I was on vacation last week, immersed in wedding plans for my niece, who is now, after a beautiful wedding, Johnna Mathews Mendenall. So I have marriage on my mind and thought I’d share something fun.

As you may know, royal families have historically married into other royal families or even within their own. This is both to keep the bloodlines pure (and royal) and often to form political alliances. That doesn’t necessarily mean that there was no true affection or love in these marriages, but love certainly wasn’t the main motivation.

There was another type of marriage for royals. A morganatic marriage is when someone of higher rank marries someone of lower rank, but the children of that union will have no claim to any of the titles or entailed property of their higher ranking parent. The marriage is legal and the children are legitimate. The rules governing these marriages vary by country and by monarch. The monarch could often alter the rules on a whim.

A morganatic marriage doesn’t necessarily mean that there is true affection or love, but it certainly seems more likely. I’ll share one story of a morganatic marriage and you can decide if you think it’s all about love.

Ferdinand VII (1784-1833), King of Spain, had been widowed three times and had no living children. Remember what I said before about bloodlines? Well, one of his wives was his first cousin and another was his niece. {shudder} At this point he was fairly desperate for an heir and married for the fourth time in 1829, this time to another of his nieces.

María Cristina de Borbón-Dos Sicilias by Vicente López y Portaña (1772-1850), painted 1830, currently in the Prado Museum. Photo via Wikimedia Commons.

María Cristina de Borbón-Dos Sicilias by Vicente López y Portaña (1772-1850), painted 1830, currently in the Prado Museum. Photo via Wikimedia Commons.

His fourth wife was Maria Christina of Bourbon-Two Sicilies (1806-1878). When he died in 1833, Maria Christina had given birth to two daughters. Before his death he had changed the law so that a daughter could assume the throne, assuring the continuation of his line. Yes, Kings could do things like that.

Because their first daughter, Isabella was only three years old at the time of her father’s death, her mother became the Regent. Three months after his death, Maria Christina secretly married Augustin Fernandez Munoz (1808-1873), a former sergeant in the royal guard. A common soldier is most definitely lower in rank than a woman who was the current Regent and former Queen Consort.

It’s not clear how secret this morganatic marriage really was. Before it became public knowledge in 1840, and she was replaced as the Regent, Maria Christina and her husband had already had four or five of their eight children. I’m not sure how you keep four or five pregnancies and births a secret, but who’s going to question her?

María Cristina of Bourbon by Valentín Carderera in 1831, currently in the Museum of Romanticism (Madrid). Photo via Wikimedia Commons.

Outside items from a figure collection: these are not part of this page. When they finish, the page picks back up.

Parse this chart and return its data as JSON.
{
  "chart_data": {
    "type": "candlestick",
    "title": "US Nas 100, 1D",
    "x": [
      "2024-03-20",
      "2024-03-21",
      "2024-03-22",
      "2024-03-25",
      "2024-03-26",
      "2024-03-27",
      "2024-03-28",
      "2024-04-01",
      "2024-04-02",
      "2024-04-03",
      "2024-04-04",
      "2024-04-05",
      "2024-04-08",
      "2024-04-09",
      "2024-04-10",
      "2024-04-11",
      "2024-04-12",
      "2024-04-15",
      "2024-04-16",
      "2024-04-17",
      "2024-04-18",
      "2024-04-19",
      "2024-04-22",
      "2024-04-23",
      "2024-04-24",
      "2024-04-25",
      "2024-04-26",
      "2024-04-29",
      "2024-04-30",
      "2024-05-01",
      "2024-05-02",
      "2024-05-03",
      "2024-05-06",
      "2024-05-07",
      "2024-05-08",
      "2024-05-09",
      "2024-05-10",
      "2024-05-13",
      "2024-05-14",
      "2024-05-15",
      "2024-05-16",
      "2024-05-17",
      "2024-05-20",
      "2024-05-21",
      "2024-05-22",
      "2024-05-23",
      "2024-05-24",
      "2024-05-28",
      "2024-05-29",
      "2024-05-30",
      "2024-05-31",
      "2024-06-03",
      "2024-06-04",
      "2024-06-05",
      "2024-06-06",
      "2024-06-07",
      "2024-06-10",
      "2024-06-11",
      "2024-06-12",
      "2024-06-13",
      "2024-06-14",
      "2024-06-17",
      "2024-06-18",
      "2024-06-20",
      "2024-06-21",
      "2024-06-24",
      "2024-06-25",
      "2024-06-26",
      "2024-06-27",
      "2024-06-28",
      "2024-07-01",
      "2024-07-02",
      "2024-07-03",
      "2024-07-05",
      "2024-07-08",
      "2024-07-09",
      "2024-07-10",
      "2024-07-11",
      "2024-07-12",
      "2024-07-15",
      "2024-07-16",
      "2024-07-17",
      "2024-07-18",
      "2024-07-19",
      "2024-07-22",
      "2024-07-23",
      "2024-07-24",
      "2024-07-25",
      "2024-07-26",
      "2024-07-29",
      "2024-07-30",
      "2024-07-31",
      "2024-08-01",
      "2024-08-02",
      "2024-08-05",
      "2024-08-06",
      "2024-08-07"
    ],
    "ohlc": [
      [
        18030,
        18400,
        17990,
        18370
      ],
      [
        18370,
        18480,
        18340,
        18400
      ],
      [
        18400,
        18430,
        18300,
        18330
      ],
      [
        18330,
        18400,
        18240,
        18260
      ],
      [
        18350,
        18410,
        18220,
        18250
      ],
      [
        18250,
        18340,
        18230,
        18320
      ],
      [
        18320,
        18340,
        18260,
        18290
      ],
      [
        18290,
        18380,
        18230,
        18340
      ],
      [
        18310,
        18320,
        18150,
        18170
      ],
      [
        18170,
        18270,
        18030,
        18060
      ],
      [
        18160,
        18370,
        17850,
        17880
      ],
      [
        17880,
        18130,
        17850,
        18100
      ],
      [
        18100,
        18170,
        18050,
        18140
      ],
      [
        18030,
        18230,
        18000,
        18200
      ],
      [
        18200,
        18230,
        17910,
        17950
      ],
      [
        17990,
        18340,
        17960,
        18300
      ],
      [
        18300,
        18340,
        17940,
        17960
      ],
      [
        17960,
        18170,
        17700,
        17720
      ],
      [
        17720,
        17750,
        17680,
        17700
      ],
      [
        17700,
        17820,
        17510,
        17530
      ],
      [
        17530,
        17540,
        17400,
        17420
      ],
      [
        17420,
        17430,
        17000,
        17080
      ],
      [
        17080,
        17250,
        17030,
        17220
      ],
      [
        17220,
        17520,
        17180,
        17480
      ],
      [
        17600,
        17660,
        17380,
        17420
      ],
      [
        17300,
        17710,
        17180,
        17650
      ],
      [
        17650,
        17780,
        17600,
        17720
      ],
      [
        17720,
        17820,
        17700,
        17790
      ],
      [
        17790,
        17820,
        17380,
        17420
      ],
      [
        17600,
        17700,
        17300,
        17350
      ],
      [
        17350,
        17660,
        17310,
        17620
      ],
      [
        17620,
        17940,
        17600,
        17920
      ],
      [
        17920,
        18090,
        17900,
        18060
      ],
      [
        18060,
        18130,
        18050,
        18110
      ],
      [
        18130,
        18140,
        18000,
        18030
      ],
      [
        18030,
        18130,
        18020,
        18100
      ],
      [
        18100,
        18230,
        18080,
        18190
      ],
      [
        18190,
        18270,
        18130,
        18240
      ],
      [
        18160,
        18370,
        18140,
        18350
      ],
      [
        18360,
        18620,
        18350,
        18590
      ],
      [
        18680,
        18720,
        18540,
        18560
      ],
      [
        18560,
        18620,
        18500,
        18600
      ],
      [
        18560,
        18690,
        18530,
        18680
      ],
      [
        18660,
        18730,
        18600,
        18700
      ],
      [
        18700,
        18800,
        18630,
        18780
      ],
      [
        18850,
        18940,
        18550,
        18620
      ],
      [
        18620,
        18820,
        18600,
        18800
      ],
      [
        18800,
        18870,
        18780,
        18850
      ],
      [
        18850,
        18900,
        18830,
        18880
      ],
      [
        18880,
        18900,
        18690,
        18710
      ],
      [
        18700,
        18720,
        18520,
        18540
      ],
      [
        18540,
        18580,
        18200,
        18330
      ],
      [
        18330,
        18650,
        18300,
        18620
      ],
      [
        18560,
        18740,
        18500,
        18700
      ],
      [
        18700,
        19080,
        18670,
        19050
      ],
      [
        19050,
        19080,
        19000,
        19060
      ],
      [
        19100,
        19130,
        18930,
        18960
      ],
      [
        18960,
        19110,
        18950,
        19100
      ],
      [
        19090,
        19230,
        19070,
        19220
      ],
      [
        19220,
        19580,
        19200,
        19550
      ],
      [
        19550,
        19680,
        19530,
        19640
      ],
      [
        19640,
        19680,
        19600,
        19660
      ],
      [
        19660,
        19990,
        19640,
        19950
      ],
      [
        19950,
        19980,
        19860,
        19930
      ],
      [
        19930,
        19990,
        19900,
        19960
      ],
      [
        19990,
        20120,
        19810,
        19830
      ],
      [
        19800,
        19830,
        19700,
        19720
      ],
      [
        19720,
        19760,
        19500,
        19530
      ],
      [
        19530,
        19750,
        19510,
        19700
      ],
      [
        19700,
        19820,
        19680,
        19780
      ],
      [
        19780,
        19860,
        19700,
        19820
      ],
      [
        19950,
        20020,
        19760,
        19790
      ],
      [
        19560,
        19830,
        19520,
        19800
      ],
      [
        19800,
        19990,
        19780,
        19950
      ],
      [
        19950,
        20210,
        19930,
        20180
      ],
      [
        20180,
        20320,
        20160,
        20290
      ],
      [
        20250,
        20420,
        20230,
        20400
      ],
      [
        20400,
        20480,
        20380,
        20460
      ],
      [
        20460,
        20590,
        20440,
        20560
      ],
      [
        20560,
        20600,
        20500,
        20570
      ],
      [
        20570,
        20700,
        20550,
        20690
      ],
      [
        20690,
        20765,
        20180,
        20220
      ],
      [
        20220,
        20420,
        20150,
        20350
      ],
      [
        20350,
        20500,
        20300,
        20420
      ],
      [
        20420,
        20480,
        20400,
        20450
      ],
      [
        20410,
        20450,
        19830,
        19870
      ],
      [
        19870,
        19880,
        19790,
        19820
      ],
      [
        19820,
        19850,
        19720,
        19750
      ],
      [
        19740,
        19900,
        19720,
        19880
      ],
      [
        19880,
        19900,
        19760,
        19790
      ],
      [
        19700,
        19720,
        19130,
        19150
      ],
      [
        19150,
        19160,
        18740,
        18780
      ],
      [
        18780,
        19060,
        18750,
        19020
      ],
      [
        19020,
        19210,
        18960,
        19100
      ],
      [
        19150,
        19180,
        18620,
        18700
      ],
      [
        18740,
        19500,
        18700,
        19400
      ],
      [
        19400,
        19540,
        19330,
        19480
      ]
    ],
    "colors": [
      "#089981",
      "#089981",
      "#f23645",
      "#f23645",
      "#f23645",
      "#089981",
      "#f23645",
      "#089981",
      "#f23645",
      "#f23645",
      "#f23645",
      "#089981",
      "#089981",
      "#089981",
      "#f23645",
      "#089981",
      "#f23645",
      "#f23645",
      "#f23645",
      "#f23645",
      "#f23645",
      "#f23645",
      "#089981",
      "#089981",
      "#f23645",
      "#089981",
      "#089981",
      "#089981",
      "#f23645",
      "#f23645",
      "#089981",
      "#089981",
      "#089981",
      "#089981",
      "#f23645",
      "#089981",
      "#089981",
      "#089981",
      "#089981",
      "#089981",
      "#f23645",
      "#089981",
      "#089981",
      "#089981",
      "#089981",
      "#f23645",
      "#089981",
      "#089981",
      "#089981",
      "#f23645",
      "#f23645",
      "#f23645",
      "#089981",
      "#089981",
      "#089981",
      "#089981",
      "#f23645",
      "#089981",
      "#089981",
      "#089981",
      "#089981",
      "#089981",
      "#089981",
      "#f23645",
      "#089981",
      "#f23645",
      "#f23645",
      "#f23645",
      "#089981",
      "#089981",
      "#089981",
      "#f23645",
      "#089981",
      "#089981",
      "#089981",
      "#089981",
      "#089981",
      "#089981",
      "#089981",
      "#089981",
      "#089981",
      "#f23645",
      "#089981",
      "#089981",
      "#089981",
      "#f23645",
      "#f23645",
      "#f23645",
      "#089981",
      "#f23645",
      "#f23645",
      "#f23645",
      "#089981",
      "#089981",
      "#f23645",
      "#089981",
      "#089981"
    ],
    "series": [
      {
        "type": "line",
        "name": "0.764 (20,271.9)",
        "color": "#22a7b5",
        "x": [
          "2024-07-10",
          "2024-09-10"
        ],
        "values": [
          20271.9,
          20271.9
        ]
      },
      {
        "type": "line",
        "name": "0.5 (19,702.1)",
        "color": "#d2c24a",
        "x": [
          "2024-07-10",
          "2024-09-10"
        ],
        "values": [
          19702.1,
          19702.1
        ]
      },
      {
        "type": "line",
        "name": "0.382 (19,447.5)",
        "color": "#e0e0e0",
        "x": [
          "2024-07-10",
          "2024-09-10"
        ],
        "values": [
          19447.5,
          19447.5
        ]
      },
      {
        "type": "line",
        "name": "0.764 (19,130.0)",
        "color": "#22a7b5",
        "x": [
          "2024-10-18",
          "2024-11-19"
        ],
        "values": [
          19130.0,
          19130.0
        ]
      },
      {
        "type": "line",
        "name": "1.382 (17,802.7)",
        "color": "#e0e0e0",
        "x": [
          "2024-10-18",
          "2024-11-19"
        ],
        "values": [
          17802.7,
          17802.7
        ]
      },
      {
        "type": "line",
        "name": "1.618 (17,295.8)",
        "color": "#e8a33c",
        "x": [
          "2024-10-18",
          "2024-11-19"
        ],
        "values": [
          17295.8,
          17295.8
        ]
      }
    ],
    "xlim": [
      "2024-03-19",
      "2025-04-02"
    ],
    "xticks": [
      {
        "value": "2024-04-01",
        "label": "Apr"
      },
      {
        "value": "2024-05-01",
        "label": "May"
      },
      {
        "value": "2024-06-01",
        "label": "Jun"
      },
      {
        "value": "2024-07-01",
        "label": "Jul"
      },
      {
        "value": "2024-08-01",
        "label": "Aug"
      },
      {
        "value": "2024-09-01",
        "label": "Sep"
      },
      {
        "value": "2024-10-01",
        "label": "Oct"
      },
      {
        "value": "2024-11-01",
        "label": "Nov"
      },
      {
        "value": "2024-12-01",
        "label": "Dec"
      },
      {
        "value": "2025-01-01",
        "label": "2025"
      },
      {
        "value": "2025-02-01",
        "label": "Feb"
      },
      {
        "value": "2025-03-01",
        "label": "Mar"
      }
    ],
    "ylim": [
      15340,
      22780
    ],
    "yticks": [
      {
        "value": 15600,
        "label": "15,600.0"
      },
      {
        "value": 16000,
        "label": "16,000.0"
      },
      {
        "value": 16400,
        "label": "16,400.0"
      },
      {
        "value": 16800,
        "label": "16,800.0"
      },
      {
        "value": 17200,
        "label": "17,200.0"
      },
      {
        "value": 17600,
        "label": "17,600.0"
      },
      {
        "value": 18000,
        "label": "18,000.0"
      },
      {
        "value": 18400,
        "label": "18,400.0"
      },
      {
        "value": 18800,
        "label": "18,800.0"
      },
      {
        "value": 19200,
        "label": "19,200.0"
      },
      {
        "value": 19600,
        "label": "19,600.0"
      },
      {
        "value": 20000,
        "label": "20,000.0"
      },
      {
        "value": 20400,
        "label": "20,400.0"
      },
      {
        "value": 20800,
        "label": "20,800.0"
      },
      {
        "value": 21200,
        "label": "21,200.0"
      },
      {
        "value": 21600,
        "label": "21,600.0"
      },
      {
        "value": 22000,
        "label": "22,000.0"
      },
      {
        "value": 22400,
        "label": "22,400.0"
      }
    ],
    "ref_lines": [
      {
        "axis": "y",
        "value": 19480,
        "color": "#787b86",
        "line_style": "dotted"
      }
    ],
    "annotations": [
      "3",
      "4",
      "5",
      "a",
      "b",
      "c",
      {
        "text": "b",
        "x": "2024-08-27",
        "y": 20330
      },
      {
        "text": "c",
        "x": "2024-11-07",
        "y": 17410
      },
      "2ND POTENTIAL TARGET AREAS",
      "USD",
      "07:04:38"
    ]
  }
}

María Cristina of Bourbon by Valentín Carderera in 1831, currently in the Museum of Romanticism (Madrid). Photo via Wikimedia Commons.

When her marriage to a common soldier became generally known, Maria Christina became very unpopular and was exiled to France. Her daughter officially became Queen Isabella II in 1844 and conferred the title of Duke of Riansares on her stepfather. She also publicly gave her consent to the marriage. Yes, Queens could do things like that.

Maria Christina and Munoz were together for forty years, until his death in 1873.